Supported by The International Team of Ivan Ward, Ferenc Erös & Anna Kovács and Tom Keve.

In our First Special Issue we spoke about our London Conference: Sincerity and Freedom in 2013 (Szekacs-Weisz, 2014). Papers presented there were inspired by Ferenczi’s Clinical Diary and celebrated the centenary of the foundation of both the British and the Hungarian Societies—thus paying homage to the first 100 years of psychoanalysis.

Looking back at the turn of the last century, the time when psychoanalysis was born, from the very first decades of this millennium is an intellectual and emotional challenge, but it makes developmental tendencies visible. It also helps to ask questions and think about connections that are essential in making sense of our present and future. Perceiving these linkages also provide a chance of understanding what has been lost through the dramatic and traumatic experiences of the 20th century. We can see how new ideas became an integral part of the formative changes. They altered the face of the city, the interiors of public and private spaces, and the view of the world.
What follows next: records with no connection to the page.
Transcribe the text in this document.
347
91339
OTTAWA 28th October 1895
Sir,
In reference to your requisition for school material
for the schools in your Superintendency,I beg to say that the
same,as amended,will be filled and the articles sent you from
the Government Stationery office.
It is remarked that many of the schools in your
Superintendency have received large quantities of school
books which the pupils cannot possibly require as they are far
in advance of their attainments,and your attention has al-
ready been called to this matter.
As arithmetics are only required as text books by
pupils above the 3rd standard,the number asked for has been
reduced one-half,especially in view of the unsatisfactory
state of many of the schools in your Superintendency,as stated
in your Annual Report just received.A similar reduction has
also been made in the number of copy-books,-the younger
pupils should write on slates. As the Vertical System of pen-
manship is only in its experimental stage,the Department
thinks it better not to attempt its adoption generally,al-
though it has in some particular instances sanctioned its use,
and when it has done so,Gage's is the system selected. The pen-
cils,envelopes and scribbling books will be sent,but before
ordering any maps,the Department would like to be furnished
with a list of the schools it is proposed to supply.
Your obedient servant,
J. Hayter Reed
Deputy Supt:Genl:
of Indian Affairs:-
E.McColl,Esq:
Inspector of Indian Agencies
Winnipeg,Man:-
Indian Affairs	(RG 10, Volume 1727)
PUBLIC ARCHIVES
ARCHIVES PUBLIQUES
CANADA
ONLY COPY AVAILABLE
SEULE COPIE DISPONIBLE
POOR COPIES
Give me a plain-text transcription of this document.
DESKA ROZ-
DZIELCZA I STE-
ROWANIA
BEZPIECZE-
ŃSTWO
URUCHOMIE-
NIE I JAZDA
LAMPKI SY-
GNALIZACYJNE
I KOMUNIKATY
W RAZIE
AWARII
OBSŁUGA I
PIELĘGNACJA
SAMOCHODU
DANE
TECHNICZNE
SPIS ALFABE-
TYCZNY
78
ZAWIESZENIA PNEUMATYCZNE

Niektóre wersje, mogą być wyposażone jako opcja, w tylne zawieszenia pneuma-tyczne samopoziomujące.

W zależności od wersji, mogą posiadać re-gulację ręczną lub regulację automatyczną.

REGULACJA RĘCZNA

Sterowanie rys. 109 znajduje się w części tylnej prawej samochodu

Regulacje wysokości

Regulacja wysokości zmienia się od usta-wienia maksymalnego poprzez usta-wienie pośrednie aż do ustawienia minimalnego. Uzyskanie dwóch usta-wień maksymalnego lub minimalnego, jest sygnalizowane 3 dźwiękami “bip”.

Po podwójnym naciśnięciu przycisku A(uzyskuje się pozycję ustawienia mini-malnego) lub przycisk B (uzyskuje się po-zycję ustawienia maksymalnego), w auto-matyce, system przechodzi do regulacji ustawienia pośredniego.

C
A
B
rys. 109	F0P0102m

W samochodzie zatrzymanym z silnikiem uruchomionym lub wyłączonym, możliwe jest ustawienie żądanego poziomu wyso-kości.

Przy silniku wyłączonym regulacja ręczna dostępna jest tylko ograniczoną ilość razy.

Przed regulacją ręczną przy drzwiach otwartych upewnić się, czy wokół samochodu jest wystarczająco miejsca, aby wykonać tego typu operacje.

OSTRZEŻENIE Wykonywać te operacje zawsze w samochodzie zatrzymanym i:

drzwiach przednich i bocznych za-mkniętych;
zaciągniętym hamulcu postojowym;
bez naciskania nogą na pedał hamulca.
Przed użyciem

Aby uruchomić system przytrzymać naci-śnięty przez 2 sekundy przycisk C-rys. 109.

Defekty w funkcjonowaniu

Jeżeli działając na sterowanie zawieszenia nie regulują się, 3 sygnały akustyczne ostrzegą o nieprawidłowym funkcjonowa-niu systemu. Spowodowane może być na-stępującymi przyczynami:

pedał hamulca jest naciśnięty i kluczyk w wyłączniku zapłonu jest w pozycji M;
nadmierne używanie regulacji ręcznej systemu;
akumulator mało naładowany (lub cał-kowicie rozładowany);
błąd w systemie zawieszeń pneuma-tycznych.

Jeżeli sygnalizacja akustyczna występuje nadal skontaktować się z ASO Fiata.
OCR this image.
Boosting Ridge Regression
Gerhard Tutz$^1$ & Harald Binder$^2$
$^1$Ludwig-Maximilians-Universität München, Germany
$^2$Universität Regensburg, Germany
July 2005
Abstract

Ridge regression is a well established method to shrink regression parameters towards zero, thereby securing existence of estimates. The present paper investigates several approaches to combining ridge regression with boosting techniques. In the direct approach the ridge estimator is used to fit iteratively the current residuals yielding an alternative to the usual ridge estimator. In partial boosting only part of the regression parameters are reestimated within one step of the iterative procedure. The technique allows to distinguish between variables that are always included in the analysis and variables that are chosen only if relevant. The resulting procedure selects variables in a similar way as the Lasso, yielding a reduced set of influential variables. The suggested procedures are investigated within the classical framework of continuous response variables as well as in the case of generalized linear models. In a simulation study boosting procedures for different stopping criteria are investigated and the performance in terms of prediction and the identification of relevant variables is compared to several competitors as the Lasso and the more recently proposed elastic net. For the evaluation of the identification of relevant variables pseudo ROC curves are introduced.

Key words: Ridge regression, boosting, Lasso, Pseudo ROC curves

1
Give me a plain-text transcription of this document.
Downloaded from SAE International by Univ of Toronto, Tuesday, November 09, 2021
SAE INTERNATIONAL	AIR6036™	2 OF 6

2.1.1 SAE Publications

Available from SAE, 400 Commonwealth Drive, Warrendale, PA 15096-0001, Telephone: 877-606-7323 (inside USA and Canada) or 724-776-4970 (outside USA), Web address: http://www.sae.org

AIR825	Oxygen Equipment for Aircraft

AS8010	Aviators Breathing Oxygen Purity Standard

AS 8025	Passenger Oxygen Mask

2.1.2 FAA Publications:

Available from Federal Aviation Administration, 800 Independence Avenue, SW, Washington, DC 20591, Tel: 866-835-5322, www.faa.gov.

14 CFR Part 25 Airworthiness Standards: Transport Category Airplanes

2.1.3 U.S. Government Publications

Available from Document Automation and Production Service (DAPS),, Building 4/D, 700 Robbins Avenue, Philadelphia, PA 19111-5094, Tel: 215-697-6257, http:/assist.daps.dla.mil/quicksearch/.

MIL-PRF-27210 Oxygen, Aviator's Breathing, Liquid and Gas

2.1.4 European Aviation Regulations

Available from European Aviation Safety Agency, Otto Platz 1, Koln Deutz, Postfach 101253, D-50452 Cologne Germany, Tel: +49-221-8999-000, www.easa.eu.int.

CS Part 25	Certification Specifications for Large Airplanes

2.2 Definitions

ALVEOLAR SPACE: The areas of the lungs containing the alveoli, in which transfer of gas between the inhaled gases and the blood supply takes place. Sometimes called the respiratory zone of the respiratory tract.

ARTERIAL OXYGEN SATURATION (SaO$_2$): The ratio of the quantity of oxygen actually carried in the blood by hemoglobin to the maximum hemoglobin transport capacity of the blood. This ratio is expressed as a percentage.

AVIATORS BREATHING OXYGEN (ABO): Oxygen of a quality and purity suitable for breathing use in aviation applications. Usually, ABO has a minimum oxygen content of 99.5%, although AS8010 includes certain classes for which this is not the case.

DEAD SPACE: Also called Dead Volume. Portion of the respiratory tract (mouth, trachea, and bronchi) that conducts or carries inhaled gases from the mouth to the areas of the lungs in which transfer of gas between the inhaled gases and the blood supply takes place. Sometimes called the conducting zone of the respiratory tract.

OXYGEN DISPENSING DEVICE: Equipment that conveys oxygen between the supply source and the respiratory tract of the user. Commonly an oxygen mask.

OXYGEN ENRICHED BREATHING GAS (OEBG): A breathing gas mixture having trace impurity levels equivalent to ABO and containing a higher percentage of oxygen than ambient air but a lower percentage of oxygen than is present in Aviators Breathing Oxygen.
The quest for going beyond the surface that conceals the essential nature of things and to discover the world in its complex and confusing disharmonies and consonances became the challenge of those years. Experimenting with new modes of symbol formation and representation was being seen as part of this process. The new inquiry into the nature of the external and internal world is channeled through the prism of relatedness. In the psychoanalytic space meaning is created by the analytical couple together: the patient and the analyst are part of the internal experience and the interpretation of it. The creative process becomes a shared venture. All these factors cause mutative changes in our basic concepts regarding subject and object, body and mind, cause and effect, fact and fiction.

In our previous issue Sándor Ferenczi, his world and his ideas were in the focus: theoretical and methodological innovations were the main topics to be explored. Rediscovering the decisive role of Sincerity and Freedom in psychoanalytical thinking and clinical practice was a major message for us, working these days in different parts of the world. In the Second Volume we are getting closer to our time moving in an expanding analytical universe—observing it through the eyes of diverse generations. Here we are given the opportunity to look at historical mysteries like “Who is who in the Clinical Diary?”, the still somewhat hidden story of Elizabeth Severn and other patients, known by the code names that Ferenczi uses in his Diary, or the “virtual” group dynamics of patients, many from America, surrounding Sándor Ferenczi in Budapest.

On the pages of this issue we can follow not only the developmental stages regarding the concept of the child, but also the developmental stages of children in our living society and culture. To conclude this issue we present papers exploring the relationship between the ideas of Ferenczi, Carl Jung, Melanie Klein and Lacan.

We hope this collection of articles will make you feel revitalized in our thinking space where asking genuine questions is not less important than finding answers, where we can allow ourselves to be surprised and moved by well-known and novel ideas and where sharing the experience can be not only enriching and useful, but also a source of joy.